Şekil 2.7 Otomatik MAE cihazı

2.3.3 Ultrasonik Destekli Ekstraksiyon (UAE)

Ultrasonik destekli ekstraksiyonda ultrason etkisi, basınç dalgalarının elastik özelliklere sahip fiziksel bir ortamda yayılması sonucu oluşur. Mekanik titreşimler mekanik basınç dalgalarına dönüşerek enerjiyi ortama ve ortam da dalgayla temas eden maddeye aktarır. Titreşim halindeki nesne hareketini ortamdaki moleküllere aktarır ve her molekül bu hareketi komşu moleküle ileterek başlangıç konumuna geri döner.

Ultrasonik dalgalar bir ortamdan geçerken kütle transferi üzerindeki hem iç ve hem dış dirence etki ederler. Yüksek şiddetli ultrason sıvı içinde karıştırma sağladığı için kütle transferi üzerindeki dış direnci düşürür. Bu karıştıma işlemi ise ultrasonik dalgaların sebep olduğu ses rüzgârı etkisiyle ortaya çıkmaktadır. Bu şekilde katı-sıvı ara yüzeyinde mikro düzeyde bir karışma gerçekleşir. Bu mikro karışma olayı çok önemlidir çünkü katı

(37)

yüzeyinin çok yakınında gerçekleşmekte ve difüzyonun oluştuğu sınır tabakasını azaltıcı yönde etki etmektedir. Bu etki de kütle transferinin oluşmasını sağlar [37].

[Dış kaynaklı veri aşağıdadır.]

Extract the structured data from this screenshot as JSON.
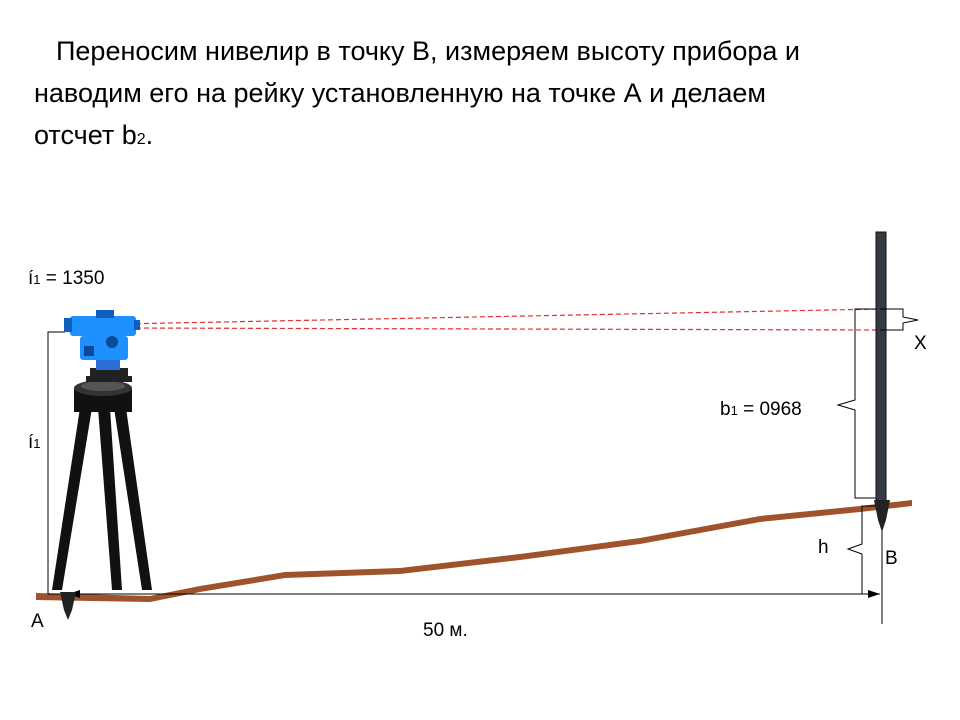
{
  "heading": {
    "line1": "Переносим нивелир в точку В, измеряем высоту прибора и",
    "line2": "наводим его на рейку установленную на точке А и делаем",
    "line3_main": "отсчет  b",
    "line3_sub": "2",
    "line3_end": "."
  },
  "labels": {
    "i1_value": {
      "main": "í",
      "sub": "1",
      "rest": " = 1350"
    },
    "i1": {
      "main": "í",
      "sub": "1"
    },
    "b1": {
      "main": "b",
      "sub": "1",
      "rest": " = 0968"
    },
    "x": "X",
    "h": "h",
    "point_a": "А",
    "point_b": "В",
    "distance": "50 м."
  },
  "colors": {
    "ground": "#a0522d",
    "sight_line": "#e03030",
    "instrument": "#1e90ff",
    "rod": "#333a44",
    "tripod": "#111111"
  }
}
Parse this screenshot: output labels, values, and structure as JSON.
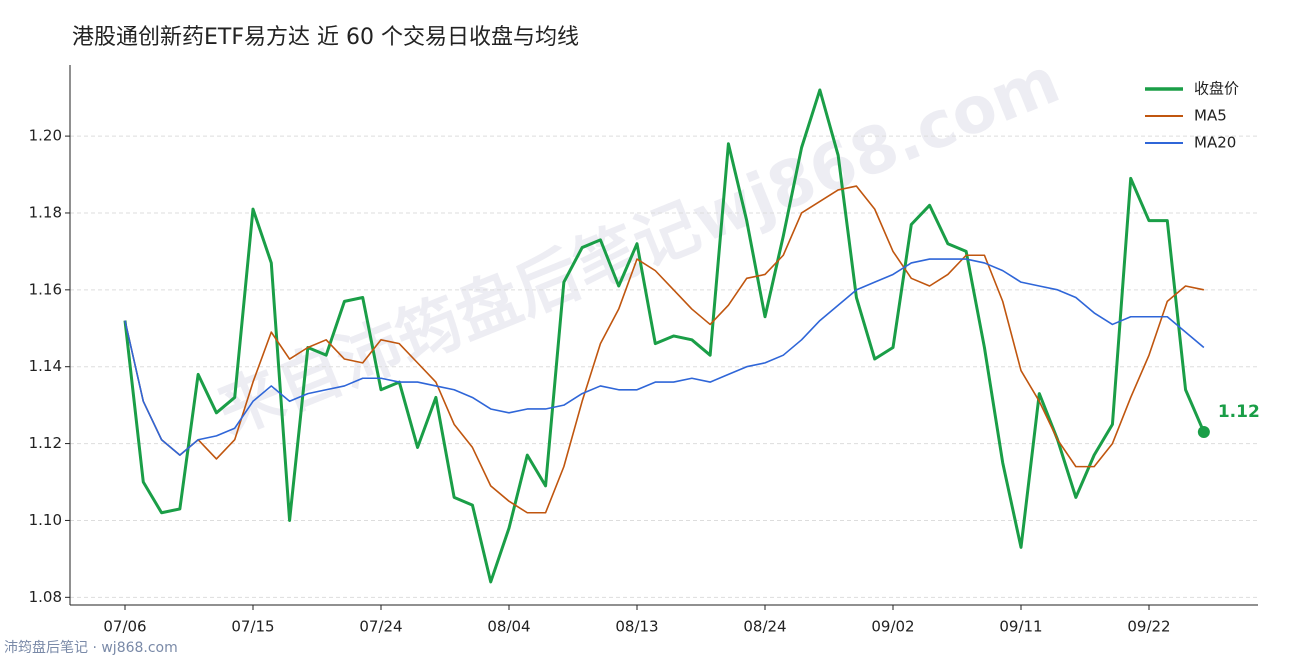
{
  "chart_data": {
    "type": "line",
    "title": "港股通创新药ETF易方达 近 60 个交易日收盘与均线",
    "watermark": "来自沛筠盘后笔记wj868.com",
    "footer": "沛筠盘后笔记 · wj868.com",
    "categories": [
      "07/06",
      null,
      null,
      null,
      null,
      null,
      null,
      "07/15",
      null,
      null,
      null,
      null,
      null,
      null,
      "07/24",
      null,
      null,
      null,
      null,
      null,
      null,
      "08/04",
      null,
      null,
      null,
      null,
      null,
      null,
      "08/13",
      null,
      null,
      null,
      null,
      null,
      null,
      "08/24",
      null,
      null,
      null,
      null,
      null,
      null,
      "09/02",
      null,
      null,
      null,
      null,
      null,
      null,
      "09/11",
      null,
      null,
      null,
      null,
      null,
      null,
      "09/22",
      null,
      null,
      null
    ],
    "series": [
      {
        "name": "收盘价",
        "color": "#1a9e47",
        "values": [
          1.152,
          1.11,
          1.102,
          1.103,
          1.138,
          1.128,
          1.132,
          1.181,
          1.167,
          1.1,
          1.145,
          1.143,
          1.157,
          1.158,
          1.134,
          1.136,
          1.119,
          1.132,
          1.106,
          1.104,
          1.084,
          1.098,
          1.117,
          1.109,
          1.162,
          1.171,
          1.173,
          1.161,
          1.172,
          1.146,
          1.148,
          1.147,
          1.143,
          1.198,
          1.178,
          1.153,
          1.174,
          1.197,
          1.212,
          1.195,
          1.158,
          1.142,
          1.145,
          1.177,
          1.182,
          1.172,
          1.17,
          1.145,
          1.115,
          1.093,
          1.133,
          1.121,
          1.106,
          1.117,
          1.125,
          1.189,
          1.178,
          1.178,
          1.134,
          1.123
        ],
        "value_labels": [
          null,
          null,
          null,
          null,
          null,
          null,
          null,
          null,
          null,
          null,
          null,
          null,
          null,
          null,
          null,
          null,
          null,
          null,
          null,
          null,
          null,
          null,
          null,
          null,
          null,
          null,
          null,
          null,
          null,
          null,
          null,
          null,
          null,
          null,
          null,
          null,
          null,
          null,
          null,
          null,
          null,
          null,
          null,
          null,
          null,
          null,
          null,
          null,
          null,
          null,
          null,
          null,
          null,
          null,
          null,
          null,
          null,
          null,
          null,
          "1.12"
        ]
      },
      {
        "name": "MA5",
        "color": "#c0560f",
        "values": [
          1.152,
          1.131,
          1.121,
          1.117,
          1.121,
          1.116,
          1.121,
          1.136,
          1.149,
          1.142,
          1.145,
          1.147,
          1.142,
          1.141,
          1.147,
          1.146,
          1.141,
          1.136,
          1.125,
          1.119,
          1.109,
          1.105,
          1.102,
          1.102,
          1.114,
          1.131,
          1.146,
          1.155,
          1.168,
          1.165,
          1.16,
          1.155,
          1.151,
          1.156,
          1.163,
          1.164,
          1.169,
          1.18,
          1.183,
          1.186,
          1.187,
          1.181,
          1.17,
          1.163,
          1.161,
          1.164,
          1.169,
          1.169,
          1.157,
          1.139,
          1.131,
          1.121,
          1.114,
          1.114,
          1.12,
          1.132,
          1.143,
          1.157,
          1.161,
          1.16
        ]
      },
      {
        "name": "MA20",
        "color": "#2f66d8",
        "values": [
          1.152,
          1.131,
          1.121,
          1.117,
          1.121,
          1.122,
          1.124,
          1.131,
          1.135,
          1.131,
          1.133,
          1.134,
          1.135,
          1.137,
          1.137,
          1.136,
          1.136,
          1.135,
          1.134,
          1.132,
          1.129,
          1.128,
          1.129,
          1.129,
          1.13,
          1.133,
          1.135,
          1.134,
          1.134,
          1.136,
          1.136,
          1.137,
          1.136,
          1.138,
          1.14,
          1.141,
          1.143,
          1.147,
          1.152,
          1.156,
          1.16,
          1.162,
          1.164,
          1.167,
          1.168,
          1.168,
          1.168,
          1.167,
          1.165,
          1.162,
          1.161,
          1.16,
          1.158,
          1.154,
          1.151,
          1.153,
          1.153,
          1.153,
          1.149,
          1.145
        ]
      }
    ],
    "ylim": [
      1.078,
      1.2185
    ],
    "yticks": [
      1.08,
      {
        "value": 1.1,
        "label": "1.10"
      },
      1.12,
      1.14,
      1.16,
      1.18,
      {
        "value": 1.2,
        "label": "1.20"
      }
    ],
    "grid": true,
    "legend": "upper right"
  }
}
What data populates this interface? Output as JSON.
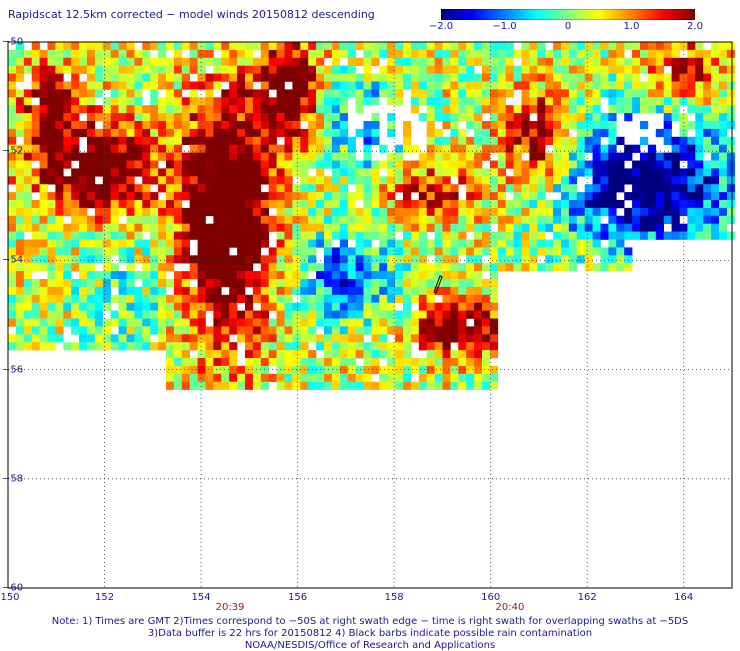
{
  "title": "Rapidscat 12.5km corrected − model winds 20150812 descending",
  "colorbar": {
    "ticks": [
      {
        "value": -2.0,
        "label": "−2.0"
      },
      {
        "value": -1.0,
        "label": "−1.0"
      },
      {
        "value": 0,
        "label": "0"
      },
      {
        "value": 1.0,
        "label": "1.0"
      },
      {
        "value": 2.0,
        "label": "2.0"
      }
    ],
    "range": [
      -2.0,
      2.0
    ],
    "colors": [
      "#00007f",
      "#0000ff",
      "#0080ff",
      "#00ffff",
      "#80ff80",
      "#ffff00",
      "#ff8000",
      "#ff0000",
      "#7f0000"
    ]
  },
  "axes": {
    "lat_labels": [
      "−50",
      "−52",
      "−54",
      "−56",
      "−58",
      "−60"
    ],
    "lat_range": [
      -50,
      -60
    ],
    "lon_labels": [
      "150",
      "152",
      "154",
      "156",
      "158",
      "160",
      "162",
      "164"
    ],
    "lon_range": [
      150,
      165
    ]
  },
  "time_labels": [
    {
      "lon": 154.6,
      "label": "20:39"
    },
    {
      "lon": 160.4,
      "label": "20:40"
    }
  ],
  "notes": [
    "Note: 1) Times are GMT 2)Times correspond to −50S at right swath edge − time is right swath for overlapping swaths at −5DS",
    "3)Data buffer is 22 hrs for 20150812 4) Black barbs indicate possible rain contamination",
    "NOAA/NESDIS/Office of Research and Applications"
  ]
}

Basit ve etkili bir yöntem olması bu tekniğin son yıllarda organik bileşiklerin ekstraksiyonunda tercih edilmesini sağlamıştır. Ayrıca düşük sıcaklıklarda etkin olarak uygulanabildiğinden sıcaklığa duyarlı maddelerin bozulmadan ekstrakte edilmesini mümkün kılar. Ultrasonik ekstraksiyonda verimli bir sonuç elde etmek için örnek miktarı, parçacık boyutu, ekstraksiyon çözücüsünün türü, pH değeri ve hacmi, uygulanan ultrasonik güç, sıklık, ekstraksiyon süresi ve sıcaklığı parametrelerini optimize etmek gerekir. Ultrasonik ekstraksiyon gereçekleştiren cihazlar Şekil 2.8’de görülmektedir.

(a) (b) Şekil 2.8 Ultrasonik banyo (a) ve ultrasonik çubuk (b)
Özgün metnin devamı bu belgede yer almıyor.